Eso sucedió, aquel día. Tomé la decisión de romper todo lazo con Enrique. Dejar sus recuerdos, olvidar su número telefónico; como en el pasado lo habría hecho. Y me preguntaba:
- Julia, no puedes ser más valiente ahora que en la adolescencia?
Esa noche, llegó. Sabía que algo había cambiado. Yo extrañaba a la Julia que se paseaba entre sus hijas y bailaba con Braulio en la sala sin música. Necesitaba traerme de vuelta a casa.
Sonaba un álbum de un cantante que estaba de moda cuando mis padres eran jóvenes y yo era una niña. Lo dejé cantar y recordarme que ese era el día en que sería libre y completa. Le dije lo que pensaba, estaba agotada de esperar; contrario a lo que hubiera querido. Enrique aceptó la ruptura, no sin antes despedirse. Así, entre las sombras, se aparecía y cerraba los ojos, desapareciendo poco a poco.
Lejos de sentirme amada, me llevó al último día que nos vimos cuando adolescentes.
Yo estaba desesperada por no saber nada de él, había desaparecido entre la noche después de mi cumpleaños. Así que tomé el primer transporte público que creí me llevaría hasta el otro extremo de la ciudad, y busqué su casa. Caminé nerviosamente por lugares desconocidos y tenía miedo. Al llegar, toqué la reja metálica y asomó su rostro. Sorprendido y un tanto molesto por la visita, a regañadientes me hizo pasar a la sala de su casa. Una sala con un tapiz de terciopelo vino y botones redondeados, forrados e incrustados en el respaldo para reforzar aquellos muebles; me senté en el más pequeño y él, frente a mí; en una pequeña mesita de centro de madera comprimida. Miraba mis ojos de manera burlona, preguntando, una y otra vez, qué buscaba ahí?

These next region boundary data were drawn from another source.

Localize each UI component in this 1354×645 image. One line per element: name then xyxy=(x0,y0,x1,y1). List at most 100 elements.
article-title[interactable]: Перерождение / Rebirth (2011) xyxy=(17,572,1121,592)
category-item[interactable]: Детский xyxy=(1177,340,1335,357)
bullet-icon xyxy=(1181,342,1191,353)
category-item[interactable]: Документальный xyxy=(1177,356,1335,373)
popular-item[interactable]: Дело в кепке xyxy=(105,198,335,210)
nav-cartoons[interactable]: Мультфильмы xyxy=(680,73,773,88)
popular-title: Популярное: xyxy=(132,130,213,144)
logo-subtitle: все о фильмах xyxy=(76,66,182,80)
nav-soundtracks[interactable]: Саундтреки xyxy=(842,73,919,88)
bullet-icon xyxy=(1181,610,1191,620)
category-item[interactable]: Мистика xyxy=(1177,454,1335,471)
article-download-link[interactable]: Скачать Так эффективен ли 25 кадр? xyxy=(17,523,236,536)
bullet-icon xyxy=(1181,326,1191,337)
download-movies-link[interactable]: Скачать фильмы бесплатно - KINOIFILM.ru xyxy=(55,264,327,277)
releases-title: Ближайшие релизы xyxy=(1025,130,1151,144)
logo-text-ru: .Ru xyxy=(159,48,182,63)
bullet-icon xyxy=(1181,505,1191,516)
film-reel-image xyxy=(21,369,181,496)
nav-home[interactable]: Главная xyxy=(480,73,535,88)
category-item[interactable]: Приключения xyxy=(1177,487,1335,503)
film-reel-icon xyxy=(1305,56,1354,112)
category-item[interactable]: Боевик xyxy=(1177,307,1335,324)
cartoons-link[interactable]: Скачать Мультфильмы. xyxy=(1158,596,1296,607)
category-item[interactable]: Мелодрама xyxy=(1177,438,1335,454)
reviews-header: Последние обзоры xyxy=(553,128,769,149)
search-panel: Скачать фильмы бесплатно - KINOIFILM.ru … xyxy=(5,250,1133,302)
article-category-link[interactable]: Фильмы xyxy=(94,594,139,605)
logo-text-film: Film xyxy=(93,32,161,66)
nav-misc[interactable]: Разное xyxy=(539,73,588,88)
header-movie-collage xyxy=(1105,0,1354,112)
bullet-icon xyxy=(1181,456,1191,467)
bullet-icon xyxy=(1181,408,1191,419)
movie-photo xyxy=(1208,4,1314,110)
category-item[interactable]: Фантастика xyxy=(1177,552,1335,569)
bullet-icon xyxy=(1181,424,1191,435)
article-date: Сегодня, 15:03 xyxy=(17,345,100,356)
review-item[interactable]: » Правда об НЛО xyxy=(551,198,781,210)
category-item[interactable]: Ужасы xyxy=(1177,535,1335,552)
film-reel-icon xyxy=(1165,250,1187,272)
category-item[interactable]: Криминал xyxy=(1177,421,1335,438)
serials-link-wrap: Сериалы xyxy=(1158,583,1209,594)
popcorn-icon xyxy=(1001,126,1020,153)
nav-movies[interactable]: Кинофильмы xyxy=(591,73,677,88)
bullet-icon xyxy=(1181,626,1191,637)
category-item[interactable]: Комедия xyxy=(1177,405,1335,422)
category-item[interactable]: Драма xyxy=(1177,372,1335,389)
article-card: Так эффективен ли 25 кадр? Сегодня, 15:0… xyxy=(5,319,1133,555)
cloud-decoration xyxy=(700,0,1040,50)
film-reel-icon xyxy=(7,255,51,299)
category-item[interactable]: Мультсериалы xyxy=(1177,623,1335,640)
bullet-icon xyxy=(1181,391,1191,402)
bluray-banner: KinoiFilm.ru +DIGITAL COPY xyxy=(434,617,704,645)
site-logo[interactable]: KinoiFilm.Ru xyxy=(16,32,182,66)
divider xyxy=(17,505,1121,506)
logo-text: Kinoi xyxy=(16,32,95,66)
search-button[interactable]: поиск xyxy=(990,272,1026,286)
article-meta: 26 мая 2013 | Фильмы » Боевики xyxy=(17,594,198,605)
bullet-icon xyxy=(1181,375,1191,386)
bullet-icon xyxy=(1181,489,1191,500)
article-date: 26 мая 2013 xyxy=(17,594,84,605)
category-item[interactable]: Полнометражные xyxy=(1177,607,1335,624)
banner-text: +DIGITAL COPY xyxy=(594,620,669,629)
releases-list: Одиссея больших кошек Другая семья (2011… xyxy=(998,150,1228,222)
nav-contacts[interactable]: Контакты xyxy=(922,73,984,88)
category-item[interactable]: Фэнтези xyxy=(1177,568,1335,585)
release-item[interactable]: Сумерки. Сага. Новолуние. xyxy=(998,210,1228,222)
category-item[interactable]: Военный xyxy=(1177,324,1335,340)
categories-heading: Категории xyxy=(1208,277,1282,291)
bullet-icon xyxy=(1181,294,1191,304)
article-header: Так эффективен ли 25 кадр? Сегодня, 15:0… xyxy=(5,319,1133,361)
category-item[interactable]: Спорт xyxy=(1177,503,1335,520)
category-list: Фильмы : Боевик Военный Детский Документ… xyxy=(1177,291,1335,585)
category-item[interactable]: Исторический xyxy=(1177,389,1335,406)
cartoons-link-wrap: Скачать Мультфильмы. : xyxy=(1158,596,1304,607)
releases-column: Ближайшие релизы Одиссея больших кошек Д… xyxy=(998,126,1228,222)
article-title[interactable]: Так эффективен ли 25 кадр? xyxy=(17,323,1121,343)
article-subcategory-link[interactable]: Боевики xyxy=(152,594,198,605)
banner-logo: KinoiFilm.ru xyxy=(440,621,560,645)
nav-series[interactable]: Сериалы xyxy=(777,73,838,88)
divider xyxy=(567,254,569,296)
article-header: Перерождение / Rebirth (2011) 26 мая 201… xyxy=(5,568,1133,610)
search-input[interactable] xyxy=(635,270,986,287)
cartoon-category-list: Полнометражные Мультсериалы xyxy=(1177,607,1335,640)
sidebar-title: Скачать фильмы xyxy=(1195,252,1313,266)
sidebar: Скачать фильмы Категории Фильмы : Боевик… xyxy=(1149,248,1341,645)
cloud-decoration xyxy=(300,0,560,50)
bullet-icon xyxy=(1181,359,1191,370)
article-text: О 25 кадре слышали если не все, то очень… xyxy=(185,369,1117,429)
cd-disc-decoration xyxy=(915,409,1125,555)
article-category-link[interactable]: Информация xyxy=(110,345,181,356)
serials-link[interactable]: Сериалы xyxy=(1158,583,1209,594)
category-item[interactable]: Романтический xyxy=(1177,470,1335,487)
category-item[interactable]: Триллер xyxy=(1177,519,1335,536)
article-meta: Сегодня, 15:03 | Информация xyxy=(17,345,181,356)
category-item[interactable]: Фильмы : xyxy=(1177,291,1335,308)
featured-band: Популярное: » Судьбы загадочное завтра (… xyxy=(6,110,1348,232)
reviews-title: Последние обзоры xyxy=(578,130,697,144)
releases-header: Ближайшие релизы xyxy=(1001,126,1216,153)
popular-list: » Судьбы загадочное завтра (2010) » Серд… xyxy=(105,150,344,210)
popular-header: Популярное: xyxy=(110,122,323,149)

Sin saber en realidad qué fui a hacer, me quedé callada, bajé mi mirada y sentí sus manos tocar mis rodillas desnudas; la faldita escocesa no lograba cubrir la totalidad de mis piernas ni de mi dignidad. Las recorrió, me quitó la ropa íntima y me sentí sucia, usada, basura. Me susurró entre dientes:
- A eso vienes, no?
Cuando terminó, se retiró, de mí y me dejó sola en aquella salita color vino de terciopelo. Subí mi ropa y mi dolor creció. Me dejó ahí por varios minutos y, me fui. Fue la última vez que supo de mí.
Así, aquella noche. Recordé a Enrique frío y lejano. Sólo su cuerpo entre las sombras se dibujó. Le dije adiós y aceptó. Se fue.
Las estrellas no parpadeaban, estaban tan atónitas como yo. Dejó correr aquella película, hasta que la cinta diera de bandazos por el carrete y ni siquiera la paró. Sólo sonrió y se fue.
Me quedé sin respiro, sintiéndome usada nuevamente y sola; me quedé en el quicio de la puerta, cerré mis ojos levanté los brazo, el aire sonó con fuerza y grité. Grité lo más fuerte que pude y volé, volé lejos, muy lejos de ahí.